Right off the bat, Covenant gives off a distinct Alien vibe. The opening title sequence is a callback to how the original title appeared onscreen, piece by piece. Other films in the franchise have done this previously, but it’s still nice to see. It’s a good way to set the tone and show the audience what kind of experience they’re in for. On top of this, the opening score harkens back to 1979 as well. Composer Jed Kurzel manages to recapture the essence of Jerry Goldsmith’s original work, again setting the tone and putting the audience in the right state of mind.

Then, with the tone set, the story unfolds. Again the shadow of Alien looms, as the crew of the Covenant spaceship is taken off course when they intercept a beacon. However, the film begins to lean more in Prometheus territory after this point. A large part of Covenant is dedicated to expanding upon the themes and questions of its predecessor. The concepts of faith, creation, and free will are explored and discussed at length. Through this, though, Scott peppers in moments of horror and suspense. It’s as if the spirit of Alien is trying to break through. And in the third act, it succeeds.

There’s a clear shift in tone towards the film’s end. Covenant ceases to be Prometheus 2 and becomes the prequel to Alien that fans were hoping for it. It’s straight up survival horror, complete with a Xenomorph. Scott directs a tense, gitty finale, and it’s sure to satisfy those who have longed for the franchise to be scary again.

Alien Covenant

The characters were largely what made the first two Alien films successful. The crews of the Nostromo and the Sulaco were likable and memorable. Crew members had distinct personalities, and their chemistry with one another played was a joy to watch. This is something that the rest of the films in the franchise – including Prometheus – have lacked.

Unfortunately, Alien: Covenant also lacks this element. Granted, there are a few notable characters. Michael Fassbander stands out in particular, pulling double duty as synthetics Walter and David. Viewers also get invested in Daniels and Tennessee, played by Katherine Waterston and Danny McBride respectively. Outside of these three though, the crew is underdeveloped and forgettable.

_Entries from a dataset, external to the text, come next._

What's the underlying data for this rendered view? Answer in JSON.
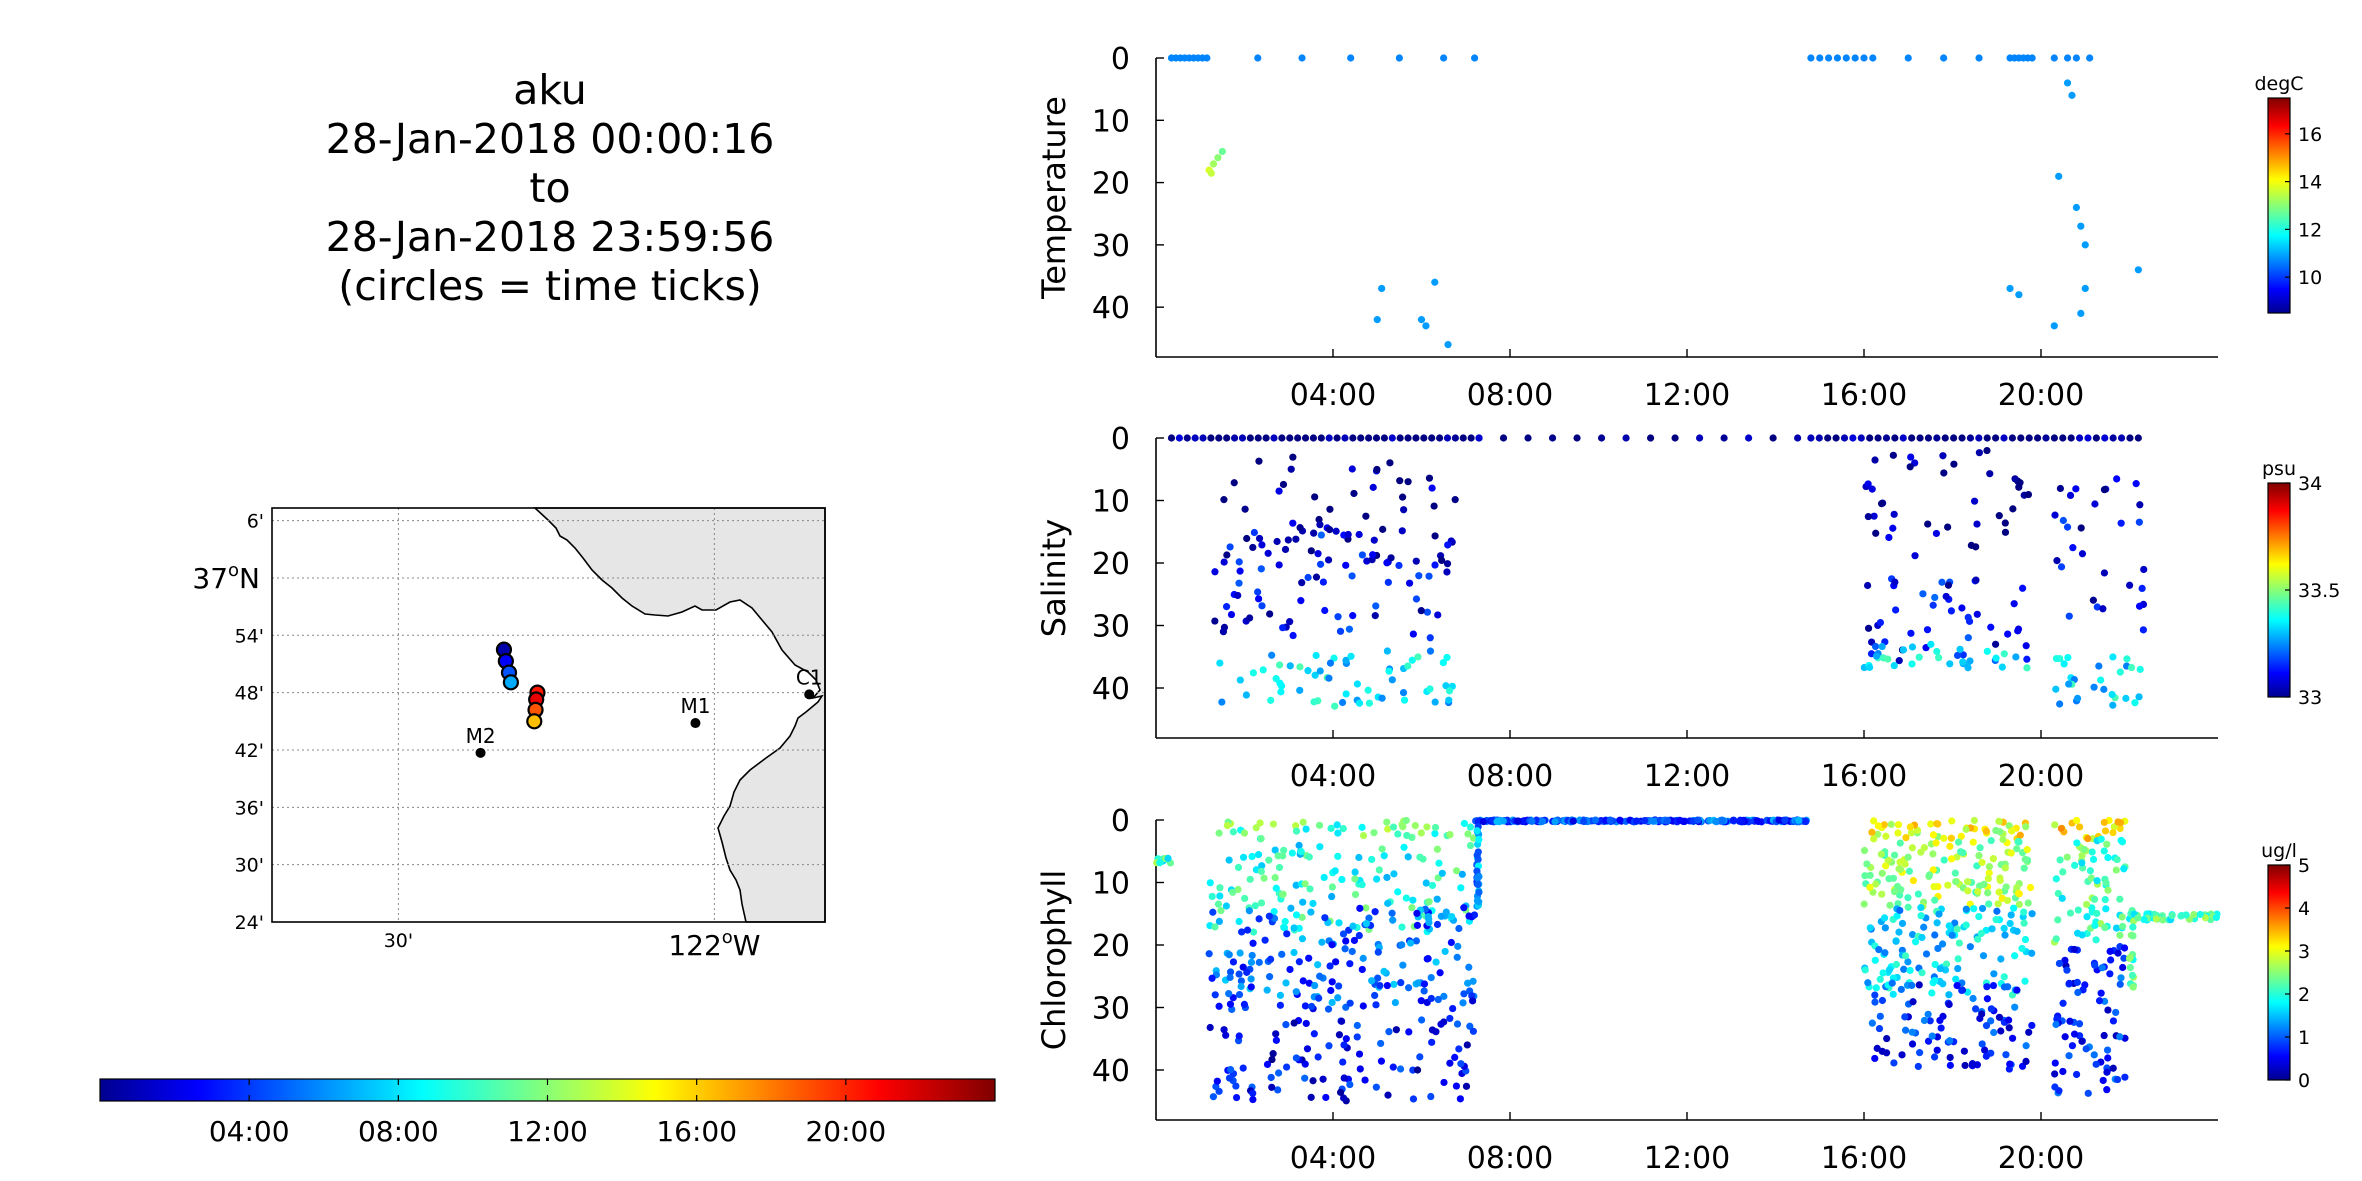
{
  "title": {
    "lines": [
      "aku",
      "28-Jan-2018 00:00:16",
      "to",
      "28-Jan-2018 23:59:56",
      "(circles = time ticks)"
    ]
  },
  "map": {
    "lat_labels": [
      "6'",
      "37°N",
      "54'",
      "48'",
      "42'",
      "36'",
      "30'",
      "24'"
    ],
    "lat_values": [
      37.1,
      37.0,
      36.9,
      36.8,
      36.7,
      36.6,
      36.5,
      36.4
    ],
    "lon_labels": [
      "30'",
      "122°W"
    ],
    "lon_values": [
      -122.5,
      -122.0
    ],
    "stations": [
      {
        "name": "M2",
        "lon": -122.37,
        "lat": 36.695
      },
      {
        "name": "M1",
        "lon": -122.03,
        "lat": 36.747
      },
      {
        "name": "C1",
        "lon": -121.85,
        "lat": 36.797
      }
    ],
    "track": [
      {
        "lon": -122.333,
        "lat": 36.875,
        "hour": 1.0
      },
      {
        "lon": -122.33,
        "lat": 36.855,
        "hour": 3.0
      },
      {
        "lon": -122.325,
        "lat": 36.835,
        "hour": 5.0
      },
      {
        "lon": -122.322,
        "lat": 36.818,
        "hour": 7.0
      },
      {
        "lon": -122.28,
        "lat": 36.8,
        "hour": 20.5
      },
      {
        "lon": -122.282,
        "lat": 36.788,
        "hour": 21.5
      },
      {
        "lon": -122.283,
        "lat": 36.77,
        "hour": 19.0
      },
      {
        "lon": -122.285,
        "lat": 36.75,
        "hour": 16.5
      }
    ]
  },
  "time_colorbar": {
    "ticks": [
      "04:00",
      "08:00",
      "12:00",
      "16:00",
      "20:00"
    ],
    "tick_hours": [
      4,
      8,
      12,
      16,
      20
    ]
  },
  "colors": {
    "jet_low": "#00008f",
    "jet_high": "#800000",
    "axis": "#000000",
    "grid": "#999999",
    "land": "#e6e6e6"
  },
  "chart_data": [
    {
      "type": "scatter",
      "ylabel": "Temperature",
      "unit": "degC",
      "x_ticks": [
        "04:00",
        "08:00",
        "12:00",
        "16:00",
        "20:00"
      ],
      "x_tick_hours": [
        4,
        8,
        12,
        16,
        20
      ],
      "xlim": [
        0,
        24
      ],
      "y_ticks": [
        0,
        10,
        20,
        30,
        40
      ],
      "ylim": [
        0,
        48
      ],
      "y_reversed": true,
      "clim": [
        8.5,
        17.5
      ],
      "cbar_ticks": [
        10,
        12,
        14,
        16
      ],
      "points": [
        [
          0.35,
          0,
          10.8
        ],
        [
          0.45,
          0,
          10.8
        ],
        [
          0.55,
          0,
          10.8
        ],
        [
          0.65,
          0,
          10.8
        ],
        [
          0.75,
          0,
          10.8
        ],
        [
          0.85,
          0,
          10.8
        ],
        [
          0.95,
          0,
          10.8
        ],
        [
          1.05,
          0,
          10.8
        ],
        [
          1.15,
          0,
          10.8
        ],
        [
          2.3,
          0,
          10.8
        ],
        [
          3.3,
          0,
          10.8
        ],
        [
          4.4,
          0,
          10.8
        ],
        [
          5.5,
          0,
          10.8
        ],
        [
          6.5,
          0,
          10.8
        ],
        [
          7.2,
          0,
          10.8
        ],
        [
          1.2,
          18,
          13.8
        ],
        [
          1.3,
          17,
          13.3
        ],
        [
          1.4,
          16,
          13.1
        ],
        [
          1.5,
          15,
          12.8
        ],
        [
          1.25,
          18.5,
          13.6
        ],
        [
          5.0,
          42,
          11.0
        ],
        [
          5.1,
          37,
          11.0
        ],
        [
          6.0,
          42,
          11.0
        ],
        [
          6.1,
          43,
          11.0
        ],
        [
          6.3,
          36,
          11.0
        ],
        [
          6.6,
          46,
          11.0
        ],
        [
          14.8,
          0,
          10.8
        ],
        [
          15.0,
          0,
          10.8
        ],
        [
          15.2,
          0,
          10.8
        ],
        [
          15.4,
          0,
          10.8
        ],
        [
          15.6,
          0,
          10.8
        ],
        [
          15.8,
          0,
          10.8
        ],
        [
          16.0,
          0,
          10.8
        ],
        [
          16.2,
          0,
          10.8
        ],
        [
          17.0,
          0,
          10.8
        ],
        [
          17.8,
          0,
          10.8
        ],
        [
          18.6,
          0,
          10.8
        ],
        [
          19.3,
          0,
          10.8
        ],
        [
          19.4,
          0,
          10.8
        ],
        [
          19.5,
          0,
          10.8
        ],
        [
          19.6,
          0,
          10.8
        ],
        [
          19.7,
          0,
          10.8
        ],
        [
          19.8,
          0,
          10.8
        ],
        [
          20.3,
          0,
          10.8
        ],
        [
          20.6,
          0,
          10.8
        ],
        [
          20.8,
          0,
          10.8
        ],
        [
          21.1,
          0,
          10.8
        ],
        [
          20.6,
          4,
          11.0
        ],
        [
          20.7,
          6,
          11.0
        ],
        [
          20.4,
          19,
          11.0
        ],
        [
          20.8,
          24,
          11.0
        ],
        [
          20.9,
          27,
          11.0
        ],
        [
          21.0,
          30,
          11.0
        ],
        [
          21.0,
          37,
          11.0
        ],
        [
          20.9,
          41,
          11.0
        ],
        [
          20.3,
          43,
          11.0
        ],
        [
          19.3,
          37,
          11.0
        ],
        [
          19.5,
          38,
          11.0
        ],
        [
          22.2,
          34,
          11.0
        ]
      ]
    },
    {
      "type": "scatter",
      "ylabel": "Salinity",
      "unit": "psu",
      "x_ticks": [
        "04:00",
        "08:00",
        "12:00",
        "16:00",
        "20:00"
      ],
      "x_tick_hours": [
        4,
        8,
        12,
        16,
        20
      ],
      "xlim": [
        0,
        24
      ],
      "y_ticks": [
        0,
        10,
        20,
        30,
        40
      ],
      "ylim": [
        0,
        48
      ],
      "y_reversed": true,
      "clim": [
        33.0,
        34.0
      ],
      "cbar_ticks": [
        33,
        33.5,
        34
      ],
      "groups": [
        {
          "t0": 0.35,
          "t1": 7.3,
          "d0": 0,
          "d1": 0,
          "n": 40,
          "v": 32.98
        },
        {
          "t0": 7.3,
          "t1": 14.5,
          "d0": 0,
          "d1": 0,
          "n": 14,
          "v": 32.98
        },
        {
          "t0": 14.8,
          "t1": 22.2,
          "d0": 0,
          "d1": 0,
          "n": 40,
          "v": 32.98
        },
        {
          "t0": 1.3,
          "t1": 6.8,
          "d0": 3,
          "d1": 20,
          "n": 55,
          "v": 33.02
        },
        {
          "t0": 1.3,
          "t1": 6.8,
          "d0": 15,
          "d1": 32,
          "n": 70,
          "v": 33.12
        },
        {
          "t0": 1.3,
          "t1": 6.8,
          "d0": 34,
          "d1": 43,
          "n": 60,
          "v": 33.35
        },
        {
          "t0": 16.0,
          "t1": 19.8,
          "d0": 2,
          "d1": 20,
          "n": 40,
          "v": 33.02
        },
        {
          "t0": 16.0,
          "t1": 19.8,
          "d0": 22,
          "d1": 36,
          "n": 45,
          "v": 33.12
        },
        {
          "t0": 16.0,
          "t1": 19.8,
          "d0": 33,
          "d1": 37,
          "n": 30,
          "v": 33.35
        },
        {
          "t0": 20.3,
          "t1": 22.4,
          "d0": 6,
          "d1": 32,
          "n": 30,
          "v": 33.1
        },
        {
          "t0": 20.3,
          "t1": 22.4,
          "d0": 35,
          "d1": 43,
          "n": 28,
          "v": 33.35
        }
      ]
    },
    {
      "type": "scatter",
      "ylabel": "Chlorophyll",
      "unit": "ug/l",
      "x_ticks": [
        "04:00",
        "08:00",
        "12:00",
        "16:00",
        "20:00"
      ],
      "x_tick_hours": [
        4,
        8,
        12,
        16,
        20
      ],
      "xlim": [
        0,
        24
      ],
      "y_ticks": [
        0,
        10,
        20,
        30,
        40
      ],
      "ylim": [
        0,
        48
      ],
      "y_reversed": true,
      "clim": [
        0,
        5
      ],
      "cbar_ticks": [
        0,
        1,
        2,
        3,
        4,
        5
      ],
      "groups": [
        {
          "t0": 0.0,
          "t1": 0.35,
          "d0": 6,
          "d1": 7,
          "n": 10,
          "v": 2.2
        },
        {
          "t0": 1.2,
          "t1": 7.2,
          "d0": 0,
          "d1": 3,
          "n": 45,
          "v": 2.3
        },
        {
          "t0": 1.2,
          "t1": 7.2,
          "d0": 4,
          "d1": 18,
          "n": 130,
          "v": 2.0
        },
        {
          "t0": 1.2,
          "t1": 7.2,
          "d0": 14,
          "d1": 30,
          "n": 160,
          "v": 1.1
        },
        {
          "t0": 1.2,
          "t1": 7.2,
          "d0": 28,
          "d1": 45,
          "n": 120,
          "v": 0.6
        },
        {
          "t0": 7.2,
          "t1": 14.7,
          "d0": 0,
          "d1": 0.3,
          "n": 260,
          "v": 1.0
        },
        {
          "t0": 7.25,
          "t1": 7.3,
          "d0": 0,
          "d1": 14,
          "n": 30,
          "v": 1.3
        },
        {
          "t0": 16.0,
          "t1": 19.8,
          "d0": 0,
          "d1": 3,
          "n": 45,
          "v": 3.0
        },
        {
          "t0": 16.0,
          "t1": 19.8,
          "d0": 3,
          "d1": 14,
          "n": 130,
          "v": 2.7
        },
        {
          "t0": 16.0,
          "t1": 19.8,
          "d0": 14,
          "d1": 28,
          "n": 130,
          "v": 1.7
        },
        {
          "t0": 16.0,
          "t1": 19.8,
          "d0": 26,
          "d1": 40,
          "n": 90,
          "v": 0.8
        },
        {
          "t0": 20.3,
          "t1": 21.9,
          "d0": 0,
          "d1": 3,
          "n": 20,
          "v": 3.2
        },
        {
          "t0": 20.3,
          "t1": 21.9,
          "d0": 3,
          "d1": 20,
          "n": 70,
          "v": 2.2
        },
        {
          "t0": 20.3,
          "t1": 21.9,
          "d0": 20,
          "d1": 44,
          "n": 80,
          "v": 0.8
        },
        {
          "t0": 22.0,
          "t1": 22.1,
          "d0": 14,
          "d1": 27,
          "n": 18,
          "v": 2.2
        },
        {
          "t0": 22.1,
          "t1": 24.0,
          "d0": 15,
          "d1": 16,
          "n": 40,
          "v": 2.2
        }
      ]
    }
  ]
}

Story and characters aside, Covenant is a gorgeous film. And keeping with the overall tone, the set design is a split. While the crew is on land, the setting is reminiscent of Prometheus. It’s not a carbon copy, but the silent and vacant surroundings carry the same vibe. Meanwhile, the Covenant ship itself is almost a dead ringer for the Nostromo. The corridors and crew areas are hauntingly familiar. By the time the film ends on the ship, it’s clear that the franchise is finally back in Alien territory.

Alien Covenant

The Bottom Line

Alien: Covenant is a transition film. It’s a balanced mix of Prometheus and Alien, so it has a little bit of something for every fan. Questions are answered while new ones are asked, and the future of the franchise is something to be excited about. Audiences may be left wanting more from the crew as a whole, but that can be forgiven thanks to strong performances from the main actors and gripping direction from Scott. While it’s still not the prequel that fans have been waiting for, Covenant is definitely a step in the right direction.